The interpreter is probably the part of the VM which I’m most proud of: It’s written in GAS x86_64, and inspired by JavaScriptCore’s LLInt (Low Level Interpreter), with a few modifications: Since the code is platform dependant, I can abuse of all x86_64’s registers. When it comes to inline caching, LLInt’s bytecode contains “holes” for variable values, which will later be rewritten into the actual value loaded from the variable. In Verve I opted not to that because it requires modifying the bytecode itself, which will cause memory pages to be copied, and instead I use a side table for storing the values and only add a fixed index into the table to bytecode itself.

Garbage Collection (GC)

As the opposite of the interpreter, the GC is probably the part of the system that received the least love. It just uses the C++ heap and keeps track of allocations’ address and size in a separate structure.
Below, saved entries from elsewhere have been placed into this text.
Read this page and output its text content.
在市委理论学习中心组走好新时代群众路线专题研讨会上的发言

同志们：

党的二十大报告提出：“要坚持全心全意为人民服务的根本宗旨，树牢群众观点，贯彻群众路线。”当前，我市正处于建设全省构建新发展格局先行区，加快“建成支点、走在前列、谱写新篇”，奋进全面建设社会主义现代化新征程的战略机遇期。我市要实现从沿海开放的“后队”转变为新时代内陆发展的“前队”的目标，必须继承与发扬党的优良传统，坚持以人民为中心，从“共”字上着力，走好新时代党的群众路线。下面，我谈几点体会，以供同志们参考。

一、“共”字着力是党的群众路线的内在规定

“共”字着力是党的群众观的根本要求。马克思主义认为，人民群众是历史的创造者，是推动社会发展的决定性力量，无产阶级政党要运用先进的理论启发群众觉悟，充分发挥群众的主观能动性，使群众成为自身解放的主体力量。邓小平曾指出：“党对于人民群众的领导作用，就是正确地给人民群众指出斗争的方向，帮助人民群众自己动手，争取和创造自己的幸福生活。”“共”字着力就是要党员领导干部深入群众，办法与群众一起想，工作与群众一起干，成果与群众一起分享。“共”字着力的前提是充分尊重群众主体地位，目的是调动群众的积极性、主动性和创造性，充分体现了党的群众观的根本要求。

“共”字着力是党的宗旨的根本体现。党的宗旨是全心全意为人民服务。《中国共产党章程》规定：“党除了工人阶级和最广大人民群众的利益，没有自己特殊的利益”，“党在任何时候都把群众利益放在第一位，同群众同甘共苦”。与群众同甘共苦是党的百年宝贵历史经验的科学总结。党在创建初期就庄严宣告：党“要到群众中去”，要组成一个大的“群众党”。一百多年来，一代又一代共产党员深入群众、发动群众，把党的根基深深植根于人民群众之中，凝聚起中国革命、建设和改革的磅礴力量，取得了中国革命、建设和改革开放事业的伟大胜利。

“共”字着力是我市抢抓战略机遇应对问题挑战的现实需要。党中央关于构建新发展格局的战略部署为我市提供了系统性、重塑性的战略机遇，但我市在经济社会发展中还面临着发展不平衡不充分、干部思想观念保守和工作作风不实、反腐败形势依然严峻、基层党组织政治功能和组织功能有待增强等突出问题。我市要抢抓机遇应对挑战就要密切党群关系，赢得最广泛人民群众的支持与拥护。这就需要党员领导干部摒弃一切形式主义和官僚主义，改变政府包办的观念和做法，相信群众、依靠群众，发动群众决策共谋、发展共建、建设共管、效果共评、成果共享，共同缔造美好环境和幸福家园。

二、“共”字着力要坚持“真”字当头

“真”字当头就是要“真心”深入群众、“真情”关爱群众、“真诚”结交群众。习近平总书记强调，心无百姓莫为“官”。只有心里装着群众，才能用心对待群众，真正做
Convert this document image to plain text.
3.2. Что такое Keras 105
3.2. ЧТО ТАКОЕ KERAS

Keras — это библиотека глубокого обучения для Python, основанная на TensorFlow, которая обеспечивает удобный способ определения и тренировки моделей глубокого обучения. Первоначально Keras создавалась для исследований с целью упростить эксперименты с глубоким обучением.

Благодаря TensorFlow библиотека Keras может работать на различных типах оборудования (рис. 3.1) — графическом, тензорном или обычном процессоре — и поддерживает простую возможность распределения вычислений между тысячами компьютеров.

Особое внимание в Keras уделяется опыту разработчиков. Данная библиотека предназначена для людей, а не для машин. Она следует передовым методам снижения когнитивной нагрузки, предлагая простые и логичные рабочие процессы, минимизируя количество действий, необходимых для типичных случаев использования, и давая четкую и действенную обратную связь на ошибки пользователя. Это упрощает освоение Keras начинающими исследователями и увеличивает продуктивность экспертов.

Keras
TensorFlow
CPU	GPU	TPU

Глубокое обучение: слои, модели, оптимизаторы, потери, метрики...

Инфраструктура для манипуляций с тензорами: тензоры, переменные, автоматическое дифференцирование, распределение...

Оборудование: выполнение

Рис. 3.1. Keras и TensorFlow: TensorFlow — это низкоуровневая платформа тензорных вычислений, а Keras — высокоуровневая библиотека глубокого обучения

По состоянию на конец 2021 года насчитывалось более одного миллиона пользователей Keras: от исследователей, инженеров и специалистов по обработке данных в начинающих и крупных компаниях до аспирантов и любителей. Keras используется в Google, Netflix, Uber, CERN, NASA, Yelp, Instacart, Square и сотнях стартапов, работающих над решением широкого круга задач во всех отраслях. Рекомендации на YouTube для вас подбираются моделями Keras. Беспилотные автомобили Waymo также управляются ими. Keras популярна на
When a garbage collection is triggered, the collector stops the world and scans the stack conservatively and the heap precisely, then eagerly sweeps everything in one pass.

These are the basics of how the key parts of the current implementation work, but as you’ll see next, it might change soon.

What Next?

The next major goal is making the language self-hosting (i.e. write the Verve compiler in Verve itself), and that depends on several smaller things, such as converting bytecode/IR to be register based, getting rid of the interpreter and replacing it with an AOT compiler, and definitely minor improvements of the language, such as adding more syntactic sugar and making pattern matching more powerful than it currently is.

I hope you enjoyed the post, and if you think you’d have fun with Verve as well, either playing with the language or the implementation, the code can be found at github.com/tadeuzagallo/verve-lang

As usual I try to keep links to every possible acronym and term that I think could be new for anyone reading the post, but of course I might have forgotten some. So if you had to google for any of the terms in the text, please let me know and I’ll add a reference to it. Thanks!